Across the board, there is a sense that African industry professionals are playing the long game. For investors like the Logical Pictures Group, the film and TV equity giant that launched its Logical African Stories fund in 2024, the goal is to invest in companies “across the ecosystem of TV and cinema,” including studios, post-production facilities and distribution companies, according to Logical Pictures Africa’s Pape Boye. “We want to support creativity at the source.”

“Soumsoum, the Night of the Stars” will compete for the Golden Bear.
Courtesy of Pili Films
With the right support systems in place, such creativity will thrive, as recent accolades can attest. Witness Nigerian director Akinola Davies Jr.’s scintillating debut, “My Father’s Shadow,” which was one of the most talked-about titles at last year’s Cannes Film Festival, or South African directing duo Jason Jacobs and Devon Delmar’s “Variations on a Theme,” which just scooped the Tiger Award in Rotterdam.
Of course, such triumphs alone won’t “solve the mass-market distribution problem,” notes Lora-Mungai. But they do prove that “African storytelling is increasingly legible, competitive and valued at the highest global levels.
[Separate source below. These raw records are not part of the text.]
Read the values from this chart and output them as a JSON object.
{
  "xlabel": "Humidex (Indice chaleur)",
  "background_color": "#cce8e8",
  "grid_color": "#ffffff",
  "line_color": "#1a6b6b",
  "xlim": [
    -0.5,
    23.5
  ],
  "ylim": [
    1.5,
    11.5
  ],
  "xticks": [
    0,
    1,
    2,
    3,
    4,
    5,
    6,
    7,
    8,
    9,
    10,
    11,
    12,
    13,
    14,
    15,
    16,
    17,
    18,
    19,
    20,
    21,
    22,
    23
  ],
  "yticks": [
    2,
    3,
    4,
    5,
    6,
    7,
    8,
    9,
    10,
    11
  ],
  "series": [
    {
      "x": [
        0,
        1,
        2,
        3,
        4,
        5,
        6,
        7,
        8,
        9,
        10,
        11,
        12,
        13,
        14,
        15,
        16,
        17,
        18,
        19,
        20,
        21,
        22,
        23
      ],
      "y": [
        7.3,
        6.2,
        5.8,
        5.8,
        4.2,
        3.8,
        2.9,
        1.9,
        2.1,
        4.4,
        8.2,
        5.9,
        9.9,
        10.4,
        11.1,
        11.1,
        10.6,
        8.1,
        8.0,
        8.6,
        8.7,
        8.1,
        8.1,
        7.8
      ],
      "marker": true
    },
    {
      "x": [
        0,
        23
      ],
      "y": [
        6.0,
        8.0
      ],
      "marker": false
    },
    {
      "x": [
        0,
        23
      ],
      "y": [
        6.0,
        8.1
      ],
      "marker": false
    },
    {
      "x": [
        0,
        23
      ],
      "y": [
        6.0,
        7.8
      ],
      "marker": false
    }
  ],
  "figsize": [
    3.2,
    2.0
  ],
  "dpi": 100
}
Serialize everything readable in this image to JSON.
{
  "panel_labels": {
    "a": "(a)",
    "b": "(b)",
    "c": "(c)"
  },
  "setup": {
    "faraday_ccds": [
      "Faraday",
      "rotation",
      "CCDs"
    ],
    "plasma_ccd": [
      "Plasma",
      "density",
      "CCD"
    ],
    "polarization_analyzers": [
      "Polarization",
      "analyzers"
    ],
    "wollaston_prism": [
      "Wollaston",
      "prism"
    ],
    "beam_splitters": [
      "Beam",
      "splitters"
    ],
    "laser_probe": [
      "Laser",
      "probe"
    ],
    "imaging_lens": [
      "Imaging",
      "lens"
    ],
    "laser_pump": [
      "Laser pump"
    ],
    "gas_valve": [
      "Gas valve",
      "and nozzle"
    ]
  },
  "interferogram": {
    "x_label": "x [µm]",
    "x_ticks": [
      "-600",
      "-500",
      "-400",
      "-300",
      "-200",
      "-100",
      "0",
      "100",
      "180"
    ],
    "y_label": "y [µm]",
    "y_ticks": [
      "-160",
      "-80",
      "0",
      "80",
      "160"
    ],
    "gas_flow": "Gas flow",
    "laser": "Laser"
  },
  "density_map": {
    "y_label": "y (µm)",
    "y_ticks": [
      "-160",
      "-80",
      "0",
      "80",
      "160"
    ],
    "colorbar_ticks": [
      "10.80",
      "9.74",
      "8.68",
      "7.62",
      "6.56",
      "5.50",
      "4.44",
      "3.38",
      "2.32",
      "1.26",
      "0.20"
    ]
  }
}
This matters for reputation, deal-flow and future financing.”
It remains to be seen how such factors will play out at this year’s EFM. But Jean-Christophe Simon, CEO of Films Boutique, which is repping Haroun’s Golden Bear contender “Soumsoum,” insists there are reasons for African filmmakers in Berlin to be hopeful.
Though “the arthouse market is really tough these days,” Simon notes that there’s still “a certain excitement” among distributors encountering movies from countries that are still largely underrepresented on screen. He points to the success of Haroun’s last film, “Lingui, the Sacred Bonds,” which competed for the Palme d’Or in 2021 and sold to more than 25 countries, including the U.S. and the U.K. with Mubi.
The sales veteran also cites one other bright spot for the sellers convening this week in the Gropius Bas. “Berlin is one of the best places to premiere, because it’s a place where distributors take a bit more risk.”